Эмберли показалось, или последнюю фразу Одри действительно произнесла с ноткой злорадства? Что бы из себя ни представляла Саванна, какую бы гадость ни сделала, но того, что с ней случилось, она однозначно не заслужила.
– И кому только в голову такое пришло? – хмыкнула Эмберли.
Одри развела руками.
– По слухам, она была под кайфом и ничего не помнит. Ни как, ни кто, ни где. Зато теперь у Барлоу будет еще один повод искупаться в лучах славы. – Она критично усмехнулась. – Главное при этом не утонуть.
– Не хотелось бы мне такой славы, – поморщилась Эмберли, а Одри, понизив голос, словно боялась, что их может кто-то услышать, прибавила со значимостью:
– И тут еще Кэрриган уволился. С чего бы вдруг, если все прояснилось?
Ну да. С чего бы вдруг?
От внезапно зародившихся мыслей стало противно на душе. Эмберли попыталась отмахнуться от них, вырвать с корнем, как сорняки, но нет – они заскрежетали, как песок на зубах, от каждого непроизнесенного слова. И никак не получалось придумать и подобрать убедительных причин, объяснявших очередное странное совпадение, привести кучу оправдательных аргументов.

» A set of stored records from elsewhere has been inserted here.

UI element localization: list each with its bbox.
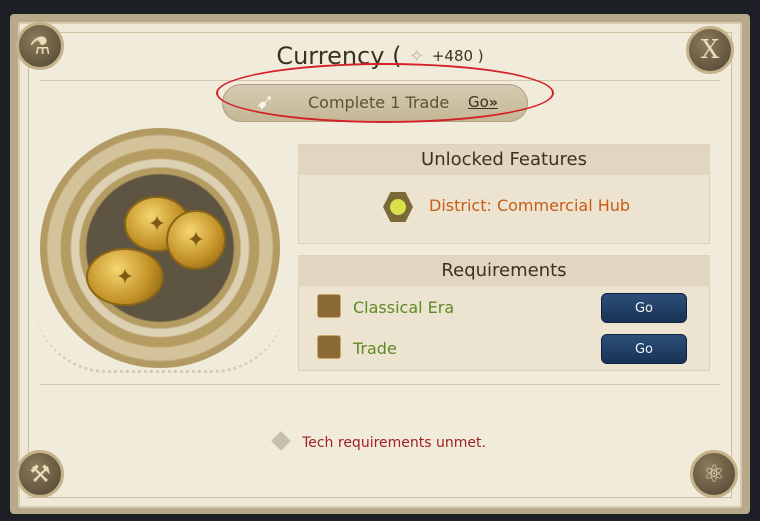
warning-icon: [271, 431, 291, 451]
coin-icon: [166, 210, 226, 270]
unlocked-feature-label: District: Commercial Hub: [429, 196, 631, 215]
coin-icon: [86, 248, 164, 306]
requirement-item: Trade: [317, 334, 397, 364]
title-amount: +480 ): [431, 47, 484, 65]
unlocked-features-section: Unlocked Features District: Commercial H…: [298, 144, 710, 244]
requirement-item: Classical Era: [317, 293, 454, 323]
requirements-heading: Requirements: [299, 256, 709, 286]
tools-icon: ⚒: [16, 450, 64, 498]
district-icon: [383, 192, 413, 222]
requirement-label: Trade: [353, 339, 397, 358]
atom-icon: ⚛: [690, 450, 738, 498]
requirement-go-button[interactable]: Go: [601, 293, 687, 323]
warning-message: Tech requirements unmet.: [0, 431, 760, 451]
requirement-label: Classical Era: [353, 298, 455, 317]
unlocked-features-heading: Unlocked Features: [299, 145, 709, 175]
era-icon: [317, 294, 341, 318]
requirement-go-button[interactable]: Go: [601, 334, 687, 364]
highlight-ellipse: [216, 63, 554, 123]
trade-icon: [317, 335, 341, 359]
warning-text: Tech requirements unmet.: [302, 435, 486, 451]
requirements-section: Requirements Classical Era Go Trade Go: [298, 255, 710, 371]
bottom-divider: [40, 384, 720, 385]
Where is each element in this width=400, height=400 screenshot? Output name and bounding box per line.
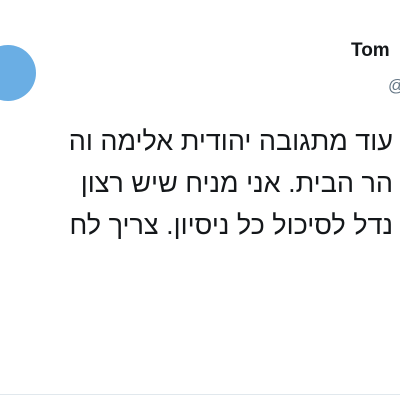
user-handle[interactable]: @ [388, 76, 400, 96]
avatar[interactable] [0, 45, 36, 101]
tweet-text-line: נדל לסיכול כל ניסיון. צריך לח [69, 210, 393, 240]
divider [0, 394, 400, 395]
tweet-text-line: עוד מתגובה יהודית אלימה וה [68, 126, 393, 156]
user-display-name[interactable]: Tom [351, 40, 390, 62]
tweet-text-line: הר הבית. אני מניח שיש רצון [80, 168, 393, 198]
tweet-card: Tom @ עוד מתגובה יהודית אלימה וה הר הבית… [0, 0, 400, 400]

– Я, пожалуй, пойду, – Эмберли поднялась с диванчика, – а то мать опять распсихуется. Подумает, со мной снова что-то случилось.
Одри вытаращила глаза. Хорошо хоть рот не открыла. Интересно, что ее поразило больше всего: то, что Эмберли вот так внезапно решила уйти, или заявление о том, что Таня за нее переживает?
– А с тобой что-то случилось? – поинтересовалась она обеспокоенно.
– Нет, нет, – торопливо возразила Эмберли. – Просто у Тани вдруг проснулись материнские инстинкты. К весне, наверное.
А у самой Эмберли, похоже, внезапно развилась новая мания: она готова подозревать кого угодно – достаточно и легкого намека на возможную причастность.
На улице стало холоднее. И темнее. Какие-то неприятные предчувствия заползали паучками за шиворот и щекотали там своими мерзкими лапками. Казалось, что сейчас как черт из табакерки выскочит… Знать бы кто! Только ведь предчувствия на то и предчувствия, чтобы пугать своей неопределенностью, непредсказуемостью. Дай волю фантазии, и она из незначительной детали выстроит неопровержимое доказательство несуществующей вины, а придуманный персонаж превратит в реального монстра.
Какая-то машина, ослепив фарами, проехала мимо. В глазах запрыгали зайчики, и Эмберли на миг потеряла способность ориентироваться в пространстве. Голова закружилась так, что девушку вдруг повело в сторону дороги, и она, не удержав равновесие, шагнула с тротуара.